Indeed, only 12 percent of global respondents believe that the proposed government stimulus packages will bring a significant increase in opportunities over the next 24 months. Although contractors in Asia Pacific had the most confidence in government packages with 82 percent expecting a moderate or significant increase in opportunities over the next 24 months, 43 percent of respondents from Europe, Middle East and Africa believe that such stimuli will have no demonstrable impact in that timeframe. In contrast American respondents tended towards the middle, with 73 percent expecting some impact by mid-2011.
There is again more optimism shown by the construction industry’s ability to retain its talent in difficult times. Somewhat surprisingly given the global economic climate, 35 percent of global respondents have not reduced their workforce at all. In fact, very few contractors have even felt the need to cut workforce costs via salary reductions, reduced working hours, or unpaid sabbaticals, and, in a very bold move given the intensity of the global recession 28 percent of respondents have taken no action at all.
Given that KPMG’s 2008 Global Construction Survey identified a talent shortage in the industry, it is not surprising that this year’s respondents are showing great reluctance in shedding valued employees. Al Fozan adds that, “These companies are so conscious that this is a talent-focused industry. When the recovery does come, E&C companies want to make sure that they have the right skills and experience ready for the opportunities available.”
KPMG’s Global Construction Survey shows that the recession, rather than forcing cutbacks as would be expected, has in fact intensified contractors’ efforts to manage the risks associated with projects. What was once considered a weakness in the sector is now receiving continued attention.
Seventy three percent of respondents of KPMG’s Global Construction Survey say they have put even more effort in the last 12 months into due diligence and checking the financial stability of clients. The majority of respondents reported carrying out more in-depth analyses of performance risks on “mega projects” and devoting considerable time and resources to improving risk management, through investments in systems and more comprehensive assessment of cash flow, compliance and safety risks.
When it comes to competing in a tougher marketplace, the majority of respondents see sustainability as a ‘must-have’ to satisfy clients and regulators. Although 56 percent reported that sustainability helps position their organization as being innovative and environmentally aware, many feel it that this is merely a minimum requirement for inclusion on shortlists. Globally, only 28 percent believe that adding sustainability solutions will result in their being invited to bid on a broader range of projects; in the Americas, this figure is 56 percent.
Revealingly, when asked what dynamics of sustainability were most important to their customers, respondents cited a profitability/cost efficiency, energy efficiency and environmental impact. This suggests that the industry views sustainability more as an opportunity to achieve greater cost efficiency than merely as a collection of environmental benefits.

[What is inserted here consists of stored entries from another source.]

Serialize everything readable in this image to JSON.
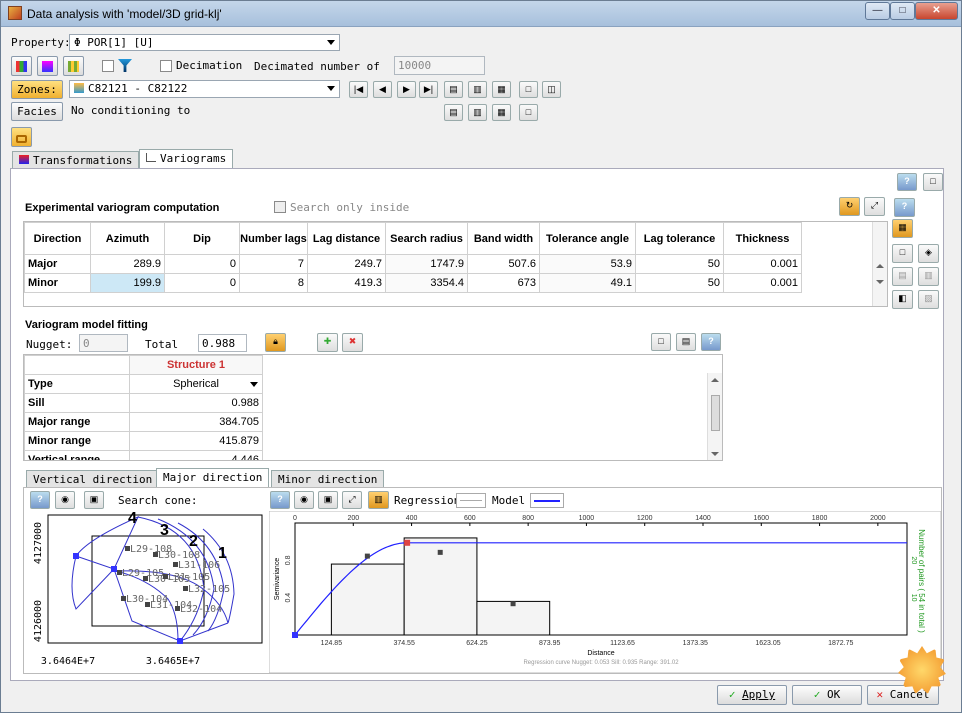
{
  "window": {
    "title": "Data analysis with 'model/3D grid-klj'",
    "min": "—",
    "max": "□",
    "close": "✕"
  },
  "property": {
    "label": "Property:",
    "value": "Φ POR[1] [U]"
  },
  "decimation": {
    "label": "Decimation",
    "decimated_label": "Decimated number of",
    "decimated_value": "10000"
  },
  "zones": {
    "button": "Zones:",
    "value": "C82121 - C82122"
  },
  "facies": {
    "button": "Facies",
    "value": "No conditioning to"
  },
  "tabs": {
    "transformations": "Transformations",
    "variograms": "Variograms"
  },
  "exp": {
    "title": "Experimental variogram computation",
    "search_only": "Search only inside",
    "headers": [
      "Direction",
      "Azimuth",
      "Dip",
      "Number lags",
      "Lag distance",
      "Search radius",
      "Band width",
      "Tolerance angle",
      "Lag tolerance",
      "Thickness"
    ],
    "rows": [
      [
        "Major",
        "289.9",
        "0",
        "7",
        "249.7",
        "1747.9",
        "507.6",
        "53.9",
        "50",
        "0.001"
      ],
      [
        "Minor",
        "199.9",
        "0",
        "8",
        "419.3",
        "3354.4",
        "673",
        "49.1",
        "50",
        "0.001"
      ]
    ]
  },
  "fit": {
    "title": "Variogram model fitting",
    "nugget_label": "Nugget:",
    "nugget_value": "0",
    "total_label": "Total",
    "total_value": "0.988",
    "structure_header": "Structure 1",
    "rows": [
      [
        "Type",
        "Spherical"
      ],
      [
        "Sill",
        "0.988"
      ],
      [
        "Major range",
        "384.705"
      ],
      [
        "Minor range",
        "415.879"
      ],
      [
        "Vertical range",
        "4.446"
      ]
    ]
  },
  "dir_tabs": {
    "vertical": "Vertical direction",
    "major": "Major direction",
    "minor": "Minor direction"
  },
  "map": {
    "search_cone": "Search cone:",
    "y_top": "4127000",
    "y_bottom": "4126000",
    "x_left": "3.6464E+7",
    "x_right": "3.6465E+7",
    "cones": [
      "4",
      "3",
      "2",
      "1"
    ],
    "wells": [
      "L29-108",
      "L30-108",
      "L31-106",
      "L29-105",
      "L30-105",
      "L31-105",
      "L32-105",
      "L30-104",
      "L31-104",
      "L32-104"
    ]
  },
  "legend": {
    "regression": "Regression",
    "model": "Model"
  },
  "chart_data": {
    "type": "bar",
    "xlabel": "Distance",
    "ylabel": "Semivariance",
    "y2label": "Number of pairs ( 54 in total )",
    "top_ticks": [
      "0",
      "200",
      "400",
      "600",
      "800",
      "1000",
      "1200",
      "1400",
      "1600",
      "1800",
      "2000"
    ],
    "bottom_ticks": [
      "124.85",
      "374.55",
      "624.25",
      "873.95",
      "1123.65",
      "1373.35",
      "1623.05",
      "1872.75"
    ],
    "y_ticks": [
      "0.4",
      "0.8"
    ],
    "y2_ticks": [
      "10",
      "20"
    ],
    "xlim": [
      0,
      2100
    ],
    "ylim": [
      0,
      1.2
    ],
    "bars": [
      {
        "from": 124.85,
        "to": 374.55,
        "pairs": 19
      },
      {
        "from": 374.55,
        "to": 624.25,
        "pairs": 26
      },
      {
        "from": 624.25,
        "to": 873.95,
        "pairs": 9
      }
    ],
    "points": [
      {
        "x": 250,
        "y": 0.84
      },
      {
        "x": 500,
        "y": 0.88
      },
      {
        "x": 750,
        "y": 0.33
      }
    ],
    "model": {
      "nugget": 0,
      "sill": 0.988,
      "range": 384.705
    },
    "footer": "Regression curve  Nugget: 0.053  Sill: 0.935  Range: 391.02"
  },
  "buttons": {
    "apply": "Apply",
    "ok": "OK",
    "cancel": "Cancel"
  },
  "colors": {
    "accent": "#c0a0a0",
    "model": "#2020ff",
    "selection": "#cde8f6"
  }
}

In looking at two specific financial reporting issues, more than 80 percent of survey respondents suggested that the transition to International Financial Reporting Standards (IFRS) has had or would have either positive or neutral impact for the industry. In stark contrast, the majority of respondents felt that proposed changes in revenue recognition would have a negative impact for the industry, feeling that the new standards would reduce understanding of their company’s results, degrade the ability to forecast revenues and profits or that the existing model accurately reflects the revenue recognition process.